Die jungen Reben genießen einen traumhaften Ausblick auf den Längsee
Marcus Gruze bereitet seinen Wein so wie ich ihn am liebsten mag. Ohne zugesetzte Hefen, ohne Enzyme, keine Schönung, minimalster Schwefeleinsatz. Das machte mich dann doch neugierig, auf Mensch und Wein. Ein Ausflug nach Kärnten war unausweichlich. Es folgte ein toller Tag im Weingarten. Das Gebiet um Sankt Georgen entstand in dieser Form in der letzten Eiszeit. Schiefer als Grundgestein mit einem leichten Lehmboden darauf. Rundherum gibt es etwas Kalk, den man auch immer wieder in den Weingärten von Marcus Gruze findet. Der idyllische Längsee ist das Überbleibsel einer Gletscherzunge aus vergangenen Tagen. Die Sommer sind heiß und trocken, der See jedoch sorgt für ein ausgewogenes Mikroklima. Die Winter sind eher mild, häufig auch arm an Niederschlägen. Kurze eisige Perioden lassen den Frost zu einer Bedrohung für die Weingärten werden.

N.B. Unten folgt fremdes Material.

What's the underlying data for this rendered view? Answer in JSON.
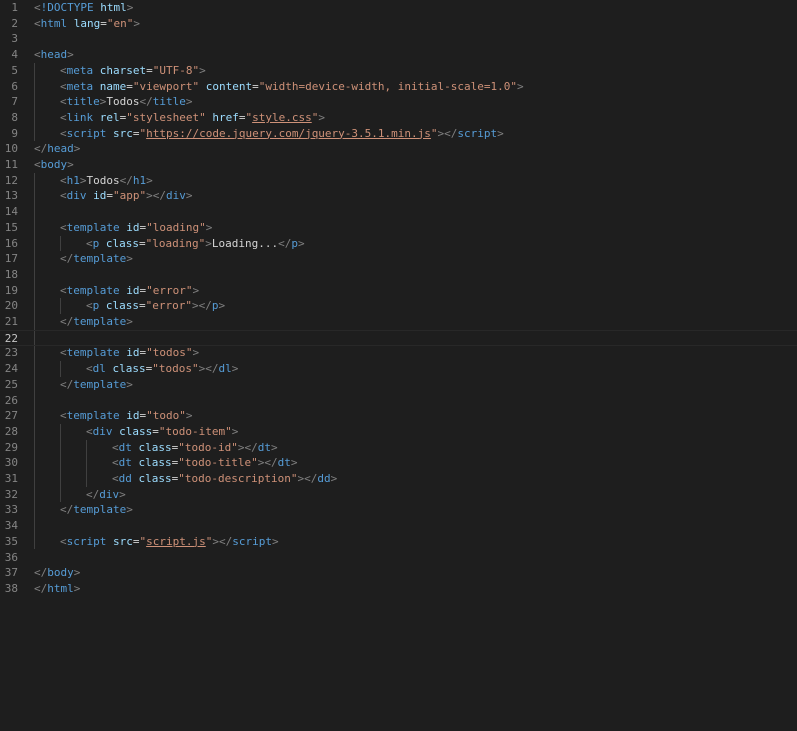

Es ist wirklich spannend Marcus in seinem Element zu erleben. Aber die eine Frage die bleibt ‘Warum muss es denn ausgerechnet Wein in Kärnten sein, warum nicht mit seinem Talent in eine tolle Weinregion, mit den richtigen Vorzeichen?’ Damit ich nicht aus meinem Kopf falsch zitiere habe ich Marcus noch kurz um SEINE Worte gefragt die ich auch so wiedergeben möchte: “Es gibt sonst kein vergleichbares Naturprodukt, wo Konsument und Produzent einer Meinung sind und die Essenz suchen, das Terroir, die Mineralität schmecken wollen. Die Leidenschaft für den Weinbau fand ich in Neuseeland, wo ich drei europäische Winter gearbeitet habe. So weit weg von zu Hause verspürt man irgendwann den Drang, endlich wieder Wurzeln zu schlagen, die eigene Herkunft zu schätzen und die Arbeit auf der eigenen Erde zu verrichten. Das jetzige ‘Georgium’ war mein Elternhaus, früher lebten schon meine Großeltern hier. Dieses Haus umzubauen, und Wein anzubauen, dieser Traum wurde 2008 zur Wirklichkeit. Ich begann 15 000 Rebstöcke an der Nordseite des Längsees auszupflanzen, und blicke heute auf einen lebendigen Weinberg, ein kleines Ökosystem, zu dem ich meinen Beitrag leiste.”

Schiefer

lebendiger Boden
Die Handarbeit im Weingarten und das viele nichteingreifen im Weinkeller zeichnen die Weine aus. Ausschließlich Burgundersorten (Chardonnay, Weiß- Grau- und Spätburgunder) werden so zum Boten der Region. Unverfälschter kann Wein kaum ins Glas kommen.
Apropos Glas, jetzt musste ich aus Zeitdruck meinen Beitrag zur Weinrallye (btw ein herzliches Danke an die Gastgeber!!!!) ganz ohne diesen grandiosen Wein im Glas schreiben. Da bleibt mir nur das Schwelgen in Erinnerungen… Biskuit und Kamille, Orangenzesten, und dieses cremige Mundgefühl… Der Pinot vom Längsee gehört definitiv zu meinen Favoriten.
Das Schlusswort gehört aber trotzdem nochmals Marcus Gruze, denn ich könnt es nicht besser sagen: “Mein Wein hat Charakter. Seine Physiologie lässt ihm einen Spielraum offen, was sich in der Unterschiedlichkeit der einzelnen Flaschen zeigen kann. Nichtsdestotrotz besitzt er die Stärke, sich nach dem Öffnen nicht zu verflüchtigen, vielmehr entwickelt er sich mit jeden Tag, wie er es schon als Traube gewohnt
war. Dieser Wein, wie er schon seit 1000 Jahren gemacht wird, braucht nicht das Lob eines sogenannten Weinkenners, aber die wohlgeöffneten Augen eines Weinliebhabers.”